La parole m’ait donné par l’ancien Konaté. Et je parle. Je me sens perdre le contrôle de moi-même. Je récite le message du roi Touré. J’ai le sentiment, qu’il ne s’agit plus de Binta Touré Kintaba. J’ai l’impression que le roi Touré a pris possession de moi et s’exprime à la foule. Au-delà du message général, il répétera trois fois la pensée qui m’accompagne depuis son décès.

Héritage
Héritage

Et soudain, c’est le noir. Je ne vois plus rien. Et je reprends connaissance installée sur le trône ancestral de Ségou. C’est le début de l’intronisation. Je ne comprends rien. J’essaie de m’enfuir, je me débat. Comment cela est-il possible? Je n’ai que faire du pouvoir. Je n’ai que faire de ces batailles que je sens venir. Je n’ai que faire d’un duel à mort avec Yacine, après tout, il s’agit de mon frère, de mon aimé. Que se passe-t-il ? Le noir, de nouveau.

Quand je me réveille, je suis dans une salle richement décorée, surprenante. J’en ai souvent entendu comme une lointaine légende. Le roi de Ségou est un être plus proche des dieux que des êtres humains et dans cette pièce a lieu son intronisation, sa reconnaissance formelle par l’assemblée des dieux, des ancêtres.

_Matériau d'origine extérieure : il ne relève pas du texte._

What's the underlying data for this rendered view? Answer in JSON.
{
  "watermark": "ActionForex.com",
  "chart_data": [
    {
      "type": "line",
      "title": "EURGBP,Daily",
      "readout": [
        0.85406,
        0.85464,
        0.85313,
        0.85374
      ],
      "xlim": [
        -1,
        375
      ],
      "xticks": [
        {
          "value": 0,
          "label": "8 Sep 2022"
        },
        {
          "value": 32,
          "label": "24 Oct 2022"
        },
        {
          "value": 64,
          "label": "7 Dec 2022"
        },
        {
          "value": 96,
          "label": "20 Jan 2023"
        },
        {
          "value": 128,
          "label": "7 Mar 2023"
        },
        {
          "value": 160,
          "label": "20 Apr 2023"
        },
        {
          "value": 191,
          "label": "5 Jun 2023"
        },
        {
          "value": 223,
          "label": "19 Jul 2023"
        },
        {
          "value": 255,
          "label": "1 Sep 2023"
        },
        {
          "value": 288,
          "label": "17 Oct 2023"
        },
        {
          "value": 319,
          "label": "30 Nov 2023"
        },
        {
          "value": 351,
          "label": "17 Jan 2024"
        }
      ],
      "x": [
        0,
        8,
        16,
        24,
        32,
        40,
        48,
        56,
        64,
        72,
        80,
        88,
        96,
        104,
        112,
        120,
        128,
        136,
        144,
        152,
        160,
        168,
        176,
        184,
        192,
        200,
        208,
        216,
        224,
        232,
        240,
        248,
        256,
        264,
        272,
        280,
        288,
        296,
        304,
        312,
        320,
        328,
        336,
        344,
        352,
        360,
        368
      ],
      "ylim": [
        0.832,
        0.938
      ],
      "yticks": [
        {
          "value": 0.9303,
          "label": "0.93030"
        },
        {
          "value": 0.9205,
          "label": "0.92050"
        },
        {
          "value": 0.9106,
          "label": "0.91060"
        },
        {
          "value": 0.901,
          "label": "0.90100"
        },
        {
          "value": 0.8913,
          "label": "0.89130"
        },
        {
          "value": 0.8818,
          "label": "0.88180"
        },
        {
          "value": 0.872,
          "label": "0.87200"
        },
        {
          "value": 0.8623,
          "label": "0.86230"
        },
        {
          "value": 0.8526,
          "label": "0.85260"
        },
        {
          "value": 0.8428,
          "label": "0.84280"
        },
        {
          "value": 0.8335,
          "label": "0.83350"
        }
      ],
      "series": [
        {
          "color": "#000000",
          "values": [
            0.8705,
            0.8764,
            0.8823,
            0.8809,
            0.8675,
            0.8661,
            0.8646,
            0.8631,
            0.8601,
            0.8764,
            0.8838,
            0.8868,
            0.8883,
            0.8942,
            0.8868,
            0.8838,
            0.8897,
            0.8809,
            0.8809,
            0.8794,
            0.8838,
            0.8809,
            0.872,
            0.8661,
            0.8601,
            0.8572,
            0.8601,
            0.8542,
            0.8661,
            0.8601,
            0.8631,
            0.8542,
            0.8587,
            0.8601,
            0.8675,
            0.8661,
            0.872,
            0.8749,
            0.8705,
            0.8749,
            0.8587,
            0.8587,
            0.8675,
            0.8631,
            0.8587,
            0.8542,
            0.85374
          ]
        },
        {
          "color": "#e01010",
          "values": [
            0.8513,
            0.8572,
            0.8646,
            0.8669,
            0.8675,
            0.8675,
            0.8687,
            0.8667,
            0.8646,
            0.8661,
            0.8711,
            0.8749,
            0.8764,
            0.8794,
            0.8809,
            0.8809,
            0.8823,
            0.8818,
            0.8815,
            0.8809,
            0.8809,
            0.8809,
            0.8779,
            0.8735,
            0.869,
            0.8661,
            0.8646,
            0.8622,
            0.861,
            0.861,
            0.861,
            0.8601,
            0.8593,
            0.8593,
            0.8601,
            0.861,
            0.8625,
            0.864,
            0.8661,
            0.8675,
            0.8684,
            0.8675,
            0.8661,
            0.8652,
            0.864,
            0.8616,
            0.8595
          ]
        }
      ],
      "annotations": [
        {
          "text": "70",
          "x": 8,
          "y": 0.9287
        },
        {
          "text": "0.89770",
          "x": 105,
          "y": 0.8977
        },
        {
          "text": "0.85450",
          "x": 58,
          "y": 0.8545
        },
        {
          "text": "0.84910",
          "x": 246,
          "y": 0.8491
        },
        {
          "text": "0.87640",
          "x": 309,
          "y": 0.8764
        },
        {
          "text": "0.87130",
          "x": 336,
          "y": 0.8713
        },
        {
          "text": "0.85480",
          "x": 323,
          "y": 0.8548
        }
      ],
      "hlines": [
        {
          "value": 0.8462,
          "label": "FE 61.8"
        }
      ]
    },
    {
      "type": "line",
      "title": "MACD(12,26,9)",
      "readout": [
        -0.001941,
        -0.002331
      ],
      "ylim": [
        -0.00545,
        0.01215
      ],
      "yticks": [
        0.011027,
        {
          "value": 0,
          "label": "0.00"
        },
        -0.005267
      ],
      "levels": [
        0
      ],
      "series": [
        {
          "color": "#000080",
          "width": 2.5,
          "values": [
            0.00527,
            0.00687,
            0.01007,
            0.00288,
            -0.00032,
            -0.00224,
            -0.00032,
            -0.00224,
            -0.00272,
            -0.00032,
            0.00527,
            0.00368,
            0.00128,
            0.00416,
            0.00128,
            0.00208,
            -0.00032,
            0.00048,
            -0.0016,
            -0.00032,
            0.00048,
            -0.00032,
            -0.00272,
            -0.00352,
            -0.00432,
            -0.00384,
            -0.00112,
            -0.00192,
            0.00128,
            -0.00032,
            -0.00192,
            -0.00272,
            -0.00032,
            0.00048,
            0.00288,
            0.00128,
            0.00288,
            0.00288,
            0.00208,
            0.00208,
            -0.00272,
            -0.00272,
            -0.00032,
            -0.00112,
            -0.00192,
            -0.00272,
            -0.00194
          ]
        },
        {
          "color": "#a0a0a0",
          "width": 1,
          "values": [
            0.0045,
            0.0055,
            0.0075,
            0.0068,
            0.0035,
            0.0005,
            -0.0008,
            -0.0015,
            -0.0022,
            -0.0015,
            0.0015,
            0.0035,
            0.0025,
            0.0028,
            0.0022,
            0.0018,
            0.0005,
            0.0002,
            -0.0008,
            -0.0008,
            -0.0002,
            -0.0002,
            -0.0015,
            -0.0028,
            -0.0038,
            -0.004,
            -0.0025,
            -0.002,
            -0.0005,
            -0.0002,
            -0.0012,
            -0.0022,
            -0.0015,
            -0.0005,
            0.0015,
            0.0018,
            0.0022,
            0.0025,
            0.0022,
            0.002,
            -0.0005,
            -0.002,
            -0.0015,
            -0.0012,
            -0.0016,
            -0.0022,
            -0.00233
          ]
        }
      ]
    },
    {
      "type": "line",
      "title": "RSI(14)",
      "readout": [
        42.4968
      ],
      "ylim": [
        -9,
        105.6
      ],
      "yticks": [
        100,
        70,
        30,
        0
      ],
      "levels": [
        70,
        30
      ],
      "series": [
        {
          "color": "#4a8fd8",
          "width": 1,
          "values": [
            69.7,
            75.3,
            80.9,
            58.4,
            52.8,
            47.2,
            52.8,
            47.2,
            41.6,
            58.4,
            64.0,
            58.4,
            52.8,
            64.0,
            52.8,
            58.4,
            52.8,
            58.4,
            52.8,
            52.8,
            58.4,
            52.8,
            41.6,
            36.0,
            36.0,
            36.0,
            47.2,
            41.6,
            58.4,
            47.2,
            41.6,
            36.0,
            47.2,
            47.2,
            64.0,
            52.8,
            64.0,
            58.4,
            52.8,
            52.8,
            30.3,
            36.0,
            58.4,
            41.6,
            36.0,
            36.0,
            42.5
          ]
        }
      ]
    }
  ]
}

Ce lieu est la mémoire de Ségou, la mémoire de notre peuple. Ici, je suis invitée à parler une seule fois, pour prêter serment par ces mots qui décidément m’obsèdent :

 « Le monde est un pot à eau, quand on a bu, on le passe à autrui pour qu’il le boive aussi »,

Le noir, encore..la lumière ensuite et retour sur le trône. J’ai désormais compris les tendres paroles de père. Je suis décidée à perpétuer notre royaume, à protéger ses traditions, à le faire prospérer pour léguer à mon tour, un royaume fort à mon successeur et permettre à nos griots de chanter le nom de Ségou pour les siècles et les siècles. Moi Binta Touré Kintaba, j’accepte de passer le pot à eau.

PS : Toute ressemblance avec des faits réels est parfaitement hasardeuse. C’était la « Citation du Lundi ».

XoXo

Anna KEDI SIADE ♦

10 Commentaires

  1. J’aime beaucoup, avec un léger pincement au coeur!

    1. pourquoi le pincement?

      1. La perte d’un père, un pilier et le poids de ce legs qu’on ne ressent réellement que lorsque cette âme nous quitte…

        1. oooooh mon ange. Sorry. I should have sensed it faster. Des bisounours tout plein.

  2. Très belle leçon subliminale.

  3. Hahahaha juste fascinant… Mais déçu de voir que l’explication était simple comme ça ! Tellement tu as fait monté (Très habilement) la curiosité !:)

    1. Merciiiii. Heureuse que tu ais aimé.

  4. Woooaw elle est juste magnifique ! Faudrais que tu m’aide pour la suite de mon histoire

    1. Avec plaisir chère petite sœur. Merci de t’être arrêtée par ici. Tu peux faire le tour, je suis certaine que tu trouveras d’autres billets qui t’inspireront.